The top photos show two views of my new door after refurbishing and installation.

The photo just above shows my old front door leaning on the porch. It was a nice door, but didn’t go with the period of the house and didn’t have any windows. I painted it red but didn’t get the color quite right to go with the green shades on the house. I like the color of the new door better.

I have been pricing solid wood front doors with windows for over a year and found they cost $500 to $600 for a brand new door. The one shown here cost me $90 at the ReStore down the street. I had to look for a long time to find it but it was worth the wait.

The only problem was the door was the wrong length and width, had the door knob and hinges on the wrong side, and needed sanding and repainting.

Since the door had windows at the top that I was looking for and had the style and look I wanted, I decided to make a project of it.

The first thing I did was plug the holes that were used for the old antique latch since they were on the wrong side of the door.

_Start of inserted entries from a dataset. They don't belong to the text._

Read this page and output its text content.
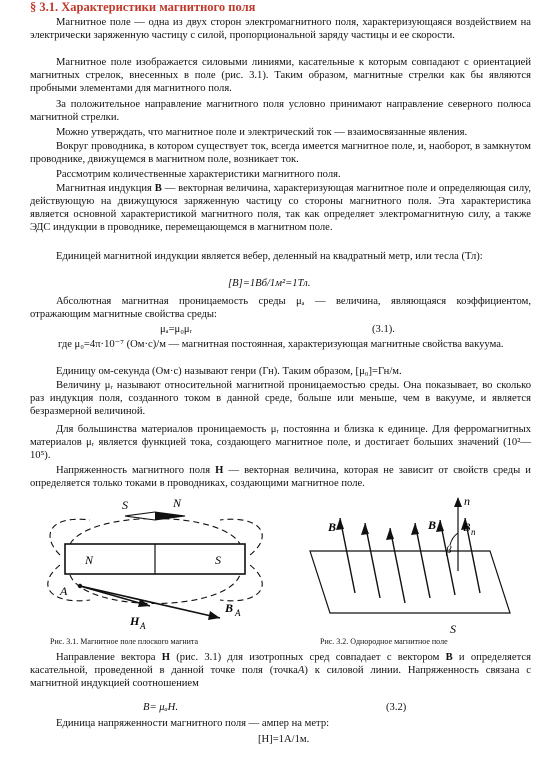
§ 3.1. Характеристики магнитного поля

Магнитное поле — одна из двух сторон электромагнитного поля, характеризующаяся воздействием на электрически заряженную частицу с силой, пропорциональной заряду частицы и ее скорости.

Магнитное поле изображается силовыми линиями, касательные к которым совпадают с ориентацией магнитных стрелок, внесенных в поле (рис. 3.1). Таким образом, магнитные стрелки как бы являются пробными элементами для магнитного поля.

За положительное направление магнитного поля условно принимают направление северного полюса магнитной стрелки.

Можно утверждать, что магнитное поле и электрический ток — взаимосвязанные явления.

Вокруг проводника, в котором существует ток, всегда имеется магнитное поле, и, наоборот, в замкнутом проводнике, движущемся в магнитном поле, возникает ток.

Рассмотрим количественные характеристики магнитного поля.

Магнитная индукция B — векторная величина, характеризующая магнитное поле и определяющая силу, действующую на движущуюся заряженную частицу со стороны магнитного поля. Эта характеристика является основной характеристикой магнитного поля, так как определяет электромагнитную силу, а также ЭДС индукции в проводнике, перемещающемся в магнитном поле.

Единицей магнитной индукции является вебер, деленный на квадратный метр, или тесла (Тл):

[B]=1Вб/1м²=1Тл.

Абсолютная магнитная проницаемость среды μₐ — величина, являющаяся коэффициентом, отражающим магнитные свойства среды:

μₐ=μ₀μᵣ	(3.1).

где μ₀=4π·10⁻⁷ (Ом·с)/м — магнитная постоянная, характеризующая магнитные свойства вакуума.

Единицу ом-секунда (Ом·с) называют генри (Гн). Таким образом, [μ₀]=Гн/м.

Величину μᵣ называют относительной магнитной проницаемостью среды. Она показывает, во сколько раз индукция поля, созданного током в данной среде, больше или меньше, чем в вакууме, и является безразмерной величиной.

Для большинства материалов проницаемость μᵣ постоянна и близка к единице. Для ферромагнитных материалов μᵣ является функцией тока, создающего магнитное поле, и достигает больших значений (10²— 10⁵).

Напряженность магнитного поля H — векторная величина, которая не зависит от свойств среды и определяется только токами в проводниках, создающими магнитное поле.

N	S
S	N
A
H A
B A
Рис. 3.1. Магнитное поле плоского магнита
n
B	B B n
β
S
Рис. 3.2. Однородное магнитное поле

Направление вектора H (рис. 3.1) для изотропных сред совпадает с вектором B и определяется касательной, проведенной в данной точке поля (точкаA) к силовой линии. Напряженность связана с магнитной индукцией соотношением

B= μₐH.	(3.2)

Единица напряженности магнитного поля — ампер на метр:

[H]=1А/1м.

I turned a piece of wood to exactly the diameter I needed to press in and glue the plug. I didn’t have to fill in the hinge slots since I needed to cut an inch off each long edge. I filled in small depressions with wood putty and sanded smooth.

I used a straight edge and cut off the door at the bottom and both long sides. Then I had to route out the door for the hinges. I wanted to use the existing door jamb so I measured carefully from the top of the door for the hinge and latch locations. After this I drilled out 2-1/8″ holes for the latch and dead bolt, drilled the 1″ holes for the latches, and routed out the edge of the door for the latch hardware.

The paint on both sides of the door was cracked and checked so I stripped off the paint with paint remover and sanded both sides using a belt sander and lots of hand sanding. I then painted the door with good thick outdoor paint that included primer. I used a small roller designed for painting doors and touched up the inset edges with a brush. It took about 3 coats for coverage.

I then installed the latch (a venetian bronze colored handle set). I got the latch from Kwikset and was able to use the reprogramming feature on the lock to set it so my existing key would work. I screwed on and hinges and hung the door using the existing hinge and latch locations on the jamb.

This may seem like a lot of work (and it was) but the effort saved me about $500 on the cost of a door and gave me the old fashioned look I wanted.